Ifo-Präsident Hans-Werner Sinn und sein Nachfolger Clemens Fuest haben gewarnt vor einer Verlängerung der ELA-Notkredite an die griechischen Geschäftsbanken ab Montag. "Das Volumen der ELA-Kredite, die seit Jahresbeginn für den Kauf von Staatspapieren verwendet wurden, dürfte über 10 Milliarden Euro und damit weit über den 7,5 Milliarden Euro an fiskalischen Hilfskrediten gelegen haben, um deren Auszahlung es bei den Verhandlungen mit der Troika ging", schrieben die beiden am Freitag in einem Beitrag für das Handelsblatt. "Als die Staatspapiere, die die griechischen Banken hielten, fällig wurden, und den Banken insofern neue Liquidität zugeflossen wäre, wurde den Banken gestattet, die Tilgungsbeträge nicht für die Rückzahlung der ELA-Kredite zu verwenden, sondern für den Erwerb neu emittierter Staatspapiere. Insofern wurde der griechische Staat sehr wohl durch die ELA-Kredite finanziert."
Als ELA-Kredite (Emergency Liquidity Assistance) wird die Notfall-Liquiditätshilfe als ein Instrument der nationalen Notenbanken des Eurosystems bezeichnet. ELA-Kredite sind damit Notkredite aus frisch geschaffenem Geld, die die griechische Notenbank auf eigene Rechnung an die Geschäftsbanken ihres Hoheitsgebietes vergeben dürfe, wenn nicht zwei Drittel des EZB-Rates widersprächen. "Sie dienen dazu, Liquiditätsengpässe solventer Geschäftsbanken zu überbrücken, nicht aber, um eigentlich insolventen Geschäftsbanken die Möglichkeit zu geben, notleidende Staaten zu stützen, denn das wäre die Aufgabe der Finanzpolitik. Dieser Grundsatz wurde von der EZB missachtet", schrieben die beiden Wissenschaftler.
Hans-Werner Sinn bezeichnete die Politik der ELA-Kreditvergabe an Griechenland als Insolvenzverschleppung und Lizenz zum Gelddrucken. Die 83 Mrd. Euro (Stand: 16. Juni 2015), die von griechischen Bankkunden abgehoben wurden, werden entweder als Bargeld in Griechenland gehortet oder wurden bereits ins Ausland überwiesen und dort in Immobilien und Wertpapieren investiert.

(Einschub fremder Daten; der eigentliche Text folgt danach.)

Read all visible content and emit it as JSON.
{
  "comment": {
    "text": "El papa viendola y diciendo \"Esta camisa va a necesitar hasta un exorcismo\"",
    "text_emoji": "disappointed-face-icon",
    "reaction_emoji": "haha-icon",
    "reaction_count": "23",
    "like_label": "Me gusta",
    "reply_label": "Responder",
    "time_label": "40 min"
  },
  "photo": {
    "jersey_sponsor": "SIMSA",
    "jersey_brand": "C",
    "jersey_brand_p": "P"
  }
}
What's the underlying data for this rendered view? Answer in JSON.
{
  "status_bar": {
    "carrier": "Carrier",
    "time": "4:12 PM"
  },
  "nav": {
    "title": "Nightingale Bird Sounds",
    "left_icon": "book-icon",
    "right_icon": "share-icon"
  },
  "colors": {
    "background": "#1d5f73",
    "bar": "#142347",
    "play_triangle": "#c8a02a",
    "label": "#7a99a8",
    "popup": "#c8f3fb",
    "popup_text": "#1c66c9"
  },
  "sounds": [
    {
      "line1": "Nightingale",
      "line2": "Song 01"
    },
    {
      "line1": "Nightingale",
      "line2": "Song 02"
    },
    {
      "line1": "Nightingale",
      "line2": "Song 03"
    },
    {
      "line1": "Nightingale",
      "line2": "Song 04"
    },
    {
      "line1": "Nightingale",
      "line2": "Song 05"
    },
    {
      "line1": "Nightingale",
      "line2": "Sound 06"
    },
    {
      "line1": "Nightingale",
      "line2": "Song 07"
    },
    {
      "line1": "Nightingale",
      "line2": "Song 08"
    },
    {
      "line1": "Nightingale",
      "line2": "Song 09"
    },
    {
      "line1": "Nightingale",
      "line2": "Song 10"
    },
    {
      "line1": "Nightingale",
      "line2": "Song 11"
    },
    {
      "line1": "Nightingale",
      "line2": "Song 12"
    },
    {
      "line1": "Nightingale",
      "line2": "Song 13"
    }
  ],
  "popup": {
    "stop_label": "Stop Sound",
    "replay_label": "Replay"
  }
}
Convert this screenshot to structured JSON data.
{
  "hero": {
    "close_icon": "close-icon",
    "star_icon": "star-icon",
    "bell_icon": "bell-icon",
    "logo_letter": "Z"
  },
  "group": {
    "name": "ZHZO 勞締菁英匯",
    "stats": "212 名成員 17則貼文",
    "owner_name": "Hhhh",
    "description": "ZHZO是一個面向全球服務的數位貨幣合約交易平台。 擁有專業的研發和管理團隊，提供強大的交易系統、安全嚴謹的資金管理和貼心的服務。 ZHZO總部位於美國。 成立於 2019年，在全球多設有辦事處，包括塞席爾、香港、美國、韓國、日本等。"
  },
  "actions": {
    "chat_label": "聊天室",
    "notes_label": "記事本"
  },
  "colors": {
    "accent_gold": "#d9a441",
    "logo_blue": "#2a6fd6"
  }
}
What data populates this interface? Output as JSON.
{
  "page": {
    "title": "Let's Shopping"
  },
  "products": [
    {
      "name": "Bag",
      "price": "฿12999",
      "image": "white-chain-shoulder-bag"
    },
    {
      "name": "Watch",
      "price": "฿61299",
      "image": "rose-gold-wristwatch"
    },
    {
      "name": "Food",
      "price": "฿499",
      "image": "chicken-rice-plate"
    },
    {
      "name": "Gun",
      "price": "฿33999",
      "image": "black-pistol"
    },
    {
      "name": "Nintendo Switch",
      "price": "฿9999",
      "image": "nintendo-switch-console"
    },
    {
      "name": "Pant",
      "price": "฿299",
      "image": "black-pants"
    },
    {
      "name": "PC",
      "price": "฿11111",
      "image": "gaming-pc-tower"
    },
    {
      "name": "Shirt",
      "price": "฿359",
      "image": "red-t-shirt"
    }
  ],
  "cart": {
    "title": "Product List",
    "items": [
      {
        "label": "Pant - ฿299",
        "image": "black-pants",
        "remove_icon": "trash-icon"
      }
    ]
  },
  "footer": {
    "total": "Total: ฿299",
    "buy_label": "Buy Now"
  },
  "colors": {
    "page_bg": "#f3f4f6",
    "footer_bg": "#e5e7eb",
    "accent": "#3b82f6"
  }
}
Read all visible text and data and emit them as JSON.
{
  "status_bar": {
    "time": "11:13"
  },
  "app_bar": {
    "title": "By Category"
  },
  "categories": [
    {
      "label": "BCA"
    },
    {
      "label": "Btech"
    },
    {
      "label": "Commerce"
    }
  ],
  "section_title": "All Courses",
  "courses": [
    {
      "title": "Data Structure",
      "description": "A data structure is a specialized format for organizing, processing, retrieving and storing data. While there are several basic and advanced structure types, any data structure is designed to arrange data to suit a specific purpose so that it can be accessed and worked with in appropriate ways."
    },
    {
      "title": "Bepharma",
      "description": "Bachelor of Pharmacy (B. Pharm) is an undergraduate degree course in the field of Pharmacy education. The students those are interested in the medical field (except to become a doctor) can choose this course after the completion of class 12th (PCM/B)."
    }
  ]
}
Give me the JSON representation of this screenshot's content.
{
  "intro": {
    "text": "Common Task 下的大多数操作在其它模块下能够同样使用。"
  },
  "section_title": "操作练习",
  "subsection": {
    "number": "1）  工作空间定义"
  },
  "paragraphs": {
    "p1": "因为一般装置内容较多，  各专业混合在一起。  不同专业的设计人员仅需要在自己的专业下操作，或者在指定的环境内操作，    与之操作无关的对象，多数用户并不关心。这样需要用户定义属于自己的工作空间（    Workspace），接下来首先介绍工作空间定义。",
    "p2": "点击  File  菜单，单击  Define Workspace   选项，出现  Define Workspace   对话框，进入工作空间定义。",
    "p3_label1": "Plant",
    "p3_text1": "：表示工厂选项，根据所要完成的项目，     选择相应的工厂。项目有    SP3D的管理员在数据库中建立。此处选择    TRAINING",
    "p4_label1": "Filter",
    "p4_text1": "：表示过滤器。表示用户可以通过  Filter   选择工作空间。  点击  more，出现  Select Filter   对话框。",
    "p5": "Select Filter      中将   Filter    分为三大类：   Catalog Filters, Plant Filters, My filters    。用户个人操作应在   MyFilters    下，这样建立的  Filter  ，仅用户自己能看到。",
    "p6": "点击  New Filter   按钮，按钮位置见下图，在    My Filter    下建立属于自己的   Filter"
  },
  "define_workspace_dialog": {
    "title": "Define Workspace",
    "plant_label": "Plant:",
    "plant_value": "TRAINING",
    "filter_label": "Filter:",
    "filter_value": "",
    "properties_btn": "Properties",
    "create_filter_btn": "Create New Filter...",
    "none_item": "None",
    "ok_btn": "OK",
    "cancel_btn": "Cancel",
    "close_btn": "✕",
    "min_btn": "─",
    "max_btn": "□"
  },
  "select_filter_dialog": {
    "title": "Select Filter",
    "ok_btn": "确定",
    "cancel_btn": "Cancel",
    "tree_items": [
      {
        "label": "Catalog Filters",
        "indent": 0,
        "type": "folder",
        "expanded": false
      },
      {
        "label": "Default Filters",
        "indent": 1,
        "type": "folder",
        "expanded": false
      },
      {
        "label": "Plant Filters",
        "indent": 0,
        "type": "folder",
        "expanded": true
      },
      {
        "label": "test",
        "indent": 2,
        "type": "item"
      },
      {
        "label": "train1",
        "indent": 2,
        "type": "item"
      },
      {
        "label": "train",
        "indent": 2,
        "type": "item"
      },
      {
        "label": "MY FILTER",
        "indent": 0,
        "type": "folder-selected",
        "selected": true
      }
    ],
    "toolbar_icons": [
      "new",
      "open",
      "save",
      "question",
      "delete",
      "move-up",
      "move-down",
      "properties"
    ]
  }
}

Nach Einschätzung von Hans-Werner Sinn wäre bei einem Ausscheiden Griechenlands aus dem europäischen Währungssystem die griechische Notenbank nicht in der Lage, die aus den ELA-Hilfen resultierenden Verbindlichkeiten gegenüber dem Rest des Eurosystems zu erfüllen.
Hans-Werner Sinn hat noch einmal darauf hingewiesen, dass die Europäische Zentralbank (EZB) "die am 3. Juli 2015 von der Europäischen Finanzstabilisierungsfazilität (EFSF) formell festgestellte Insolvenz des griechischen Staates seit Jahresbeginn verschleppt wird. Ohne die ELA-Notfallhilfen wäre der griechische Staat schon viel früher pleite gegangen, und die Verhandlungen wären schon vor Monaten zu einem Ende gekommen".